With that said, let's jump right into the fabrication of the headers.


Rear Bank Header


The left pic shows our starting point, a box full of 16 gage (.065" wall thickness), 1 5/8", T321 stainless bends (120 & 180 degree).  $550 in raw material alone, and that's a bargain for aircraft quality T321 bends.  Together with some 1/2" stainless flanges and T347 stainless welding rods, Del Glasser turned out some bitchin headers over a 2 year time span (yes it took 2 years).  On the right is an early attempt at a rear bank header being compared to a Greddy header (flanges cut off).  Most of the early attempts were scrapped because they didn't route quite how we wanted.  Note the engine mock-up complete with half shaft etc.  This together with several engine bay measurements were necessary to make sure everything would fit.  Also, before the header runners could be routed, we had to determine where the TD05 turbo would sit.  Jon from TRE lent us a turbo for mockup purposes.  On the rear bank, we chose a position that sits higher, closer to the passenger side, and as close to the intake as possible (had to remove EGR pad).  This allows for easier routing of pre-cat eliminator and wastegate dump pipes.
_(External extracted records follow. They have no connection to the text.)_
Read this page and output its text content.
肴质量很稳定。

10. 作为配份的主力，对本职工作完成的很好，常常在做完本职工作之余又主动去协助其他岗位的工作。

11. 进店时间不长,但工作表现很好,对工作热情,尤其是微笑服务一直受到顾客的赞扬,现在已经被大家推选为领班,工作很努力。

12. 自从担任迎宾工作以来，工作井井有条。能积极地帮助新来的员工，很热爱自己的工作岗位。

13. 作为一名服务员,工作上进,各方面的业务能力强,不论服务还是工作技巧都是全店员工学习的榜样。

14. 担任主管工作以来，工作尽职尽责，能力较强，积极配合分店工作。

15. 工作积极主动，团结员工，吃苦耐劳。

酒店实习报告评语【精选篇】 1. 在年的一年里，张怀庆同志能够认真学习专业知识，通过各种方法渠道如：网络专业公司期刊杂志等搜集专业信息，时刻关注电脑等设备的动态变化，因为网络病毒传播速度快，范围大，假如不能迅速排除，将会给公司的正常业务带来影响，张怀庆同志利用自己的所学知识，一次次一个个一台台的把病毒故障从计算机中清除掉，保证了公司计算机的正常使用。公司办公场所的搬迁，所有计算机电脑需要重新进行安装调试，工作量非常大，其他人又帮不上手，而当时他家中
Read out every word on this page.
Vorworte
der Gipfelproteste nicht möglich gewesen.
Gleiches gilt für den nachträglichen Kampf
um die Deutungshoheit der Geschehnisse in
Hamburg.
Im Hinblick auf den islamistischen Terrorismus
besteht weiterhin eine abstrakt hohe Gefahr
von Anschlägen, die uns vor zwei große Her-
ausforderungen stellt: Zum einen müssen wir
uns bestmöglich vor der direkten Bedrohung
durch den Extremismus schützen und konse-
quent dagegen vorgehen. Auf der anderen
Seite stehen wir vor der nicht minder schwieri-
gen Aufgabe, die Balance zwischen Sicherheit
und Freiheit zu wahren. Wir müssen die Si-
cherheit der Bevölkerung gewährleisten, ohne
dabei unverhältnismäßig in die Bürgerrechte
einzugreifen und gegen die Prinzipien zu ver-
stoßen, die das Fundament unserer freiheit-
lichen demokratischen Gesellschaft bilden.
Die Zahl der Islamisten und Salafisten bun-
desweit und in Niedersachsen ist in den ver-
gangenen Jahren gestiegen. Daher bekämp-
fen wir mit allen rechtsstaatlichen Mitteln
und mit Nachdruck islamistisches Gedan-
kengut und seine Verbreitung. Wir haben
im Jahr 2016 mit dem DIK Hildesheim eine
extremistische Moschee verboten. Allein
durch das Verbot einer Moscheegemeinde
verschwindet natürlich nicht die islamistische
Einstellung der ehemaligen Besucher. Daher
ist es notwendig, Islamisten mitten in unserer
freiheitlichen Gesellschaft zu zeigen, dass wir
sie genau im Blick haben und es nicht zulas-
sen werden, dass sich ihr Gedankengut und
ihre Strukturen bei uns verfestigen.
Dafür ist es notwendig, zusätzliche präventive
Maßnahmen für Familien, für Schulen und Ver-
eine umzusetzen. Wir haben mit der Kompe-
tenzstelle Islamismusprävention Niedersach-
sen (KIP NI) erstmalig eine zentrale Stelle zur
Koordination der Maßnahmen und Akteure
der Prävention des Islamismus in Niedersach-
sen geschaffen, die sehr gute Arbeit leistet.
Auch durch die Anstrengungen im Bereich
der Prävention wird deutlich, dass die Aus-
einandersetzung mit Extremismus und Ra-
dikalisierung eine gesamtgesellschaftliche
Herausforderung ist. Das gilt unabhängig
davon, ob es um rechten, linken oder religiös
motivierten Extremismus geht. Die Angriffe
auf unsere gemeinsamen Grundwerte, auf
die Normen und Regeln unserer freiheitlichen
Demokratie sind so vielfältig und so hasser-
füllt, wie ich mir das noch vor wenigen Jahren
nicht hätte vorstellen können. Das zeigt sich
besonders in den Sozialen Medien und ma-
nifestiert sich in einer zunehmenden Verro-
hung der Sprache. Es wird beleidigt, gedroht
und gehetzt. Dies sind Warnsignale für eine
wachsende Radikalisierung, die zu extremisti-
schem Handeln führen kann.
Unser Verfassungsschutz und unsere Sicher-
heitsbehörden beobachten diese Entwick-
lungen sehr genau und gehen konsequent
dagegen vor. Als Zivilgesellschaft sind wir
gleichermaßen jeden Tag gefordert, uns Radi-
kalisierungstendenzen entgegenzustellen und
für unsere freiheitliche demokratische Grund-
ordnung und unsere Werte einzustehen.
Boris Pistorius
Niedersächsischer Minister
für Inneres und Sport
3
We had to notch the rear bank engine mount bracket to allow easy header removal.  The right pic shows the rear bank header nearing completion.  Note that a minimum number of bends are used for each runner, two each for cylinders 2 & 6 and three bends for cylinder 4.  A low number of bends is a sign of a well thought out and free flowing design.




Del finished welding the header up to the collector and handed it over for some major league porting (aka weight reduction).  It was very important to me to have a seamless transition from the cylinder head exhaust port to the header (easier said than done), many hours were spent on this endeavor.  I was picking small stainless steel shavings out of my arms and hands for days.




HEY JON @ TRE!  Check this out, what do you think about fitting a TD06 compressor housing on here?  Will a TD06 housing even mate up with the TD05H center section and turbine housing (6cm2 I already bought)?  I would like to run the big 16G with a TD06 for that extra 3% efficiency improvement.


The current rear bank header only has 7mm clearance to the cam cover worst case.  Can the TD06 be modified at that location to fit without sacrificing performance?  If necessary we can tilt the turbo flange a little more rearward to gain more clearance.  Just let me know how much beyond the TD05H we need to allow a TD06 to fit.  The front bank has a ton of room.  See the two pics below to see where it is that we are tight.








Front Bank Header


OK, the rear bank header was just practice for the more complex front bank unit.  Here is a pic of the front bank Greddy header (again minus the flanges) and a turbo brace to help keep the heavy turbo in position.  Many people eliminate the turbo brackets to reduce complexity and weight, however, they are there for a reason.  Feel the weight of your turbo (especially the TDO5s!) and you begin to understand what you are asking of your exhaust system when you're running 1650F EGTs and the engine is shaking about.  If you want your headers to last, don't run your EGTs too high, don't over wrap them, and if possible take the weight off of them with braces (like the factory did, more important on the front bank). 




Here is a shot of an early attempt at the front bank header and a close-up of how the turbine housing is positioned w.r.t. the engine mount bracket.  As you can see, the turbo sits closer to the passenger side of the car and a tad bit lower.  In this position, the turbine nestles nicely around the engine mount and the compressor housing resides outboard the edge of the mount bracket.




The header in the above pictures was completely scrapped in an attempt to shorten each runner length.  Attempt #2 (shown below) looked much better except for how runner #5 entered the collector.  Because I insisted on a more downward approach (feeding into turbo inlet), we cut the runner out and re-routed it.




Finally, attempt #3, the front bank header looked as good or better than anything I've seen offered for our cars.




Now for the same treatment we gave the front bank header, ie porting, add EGT bungs (& a pressure bung), normalize, and re-face.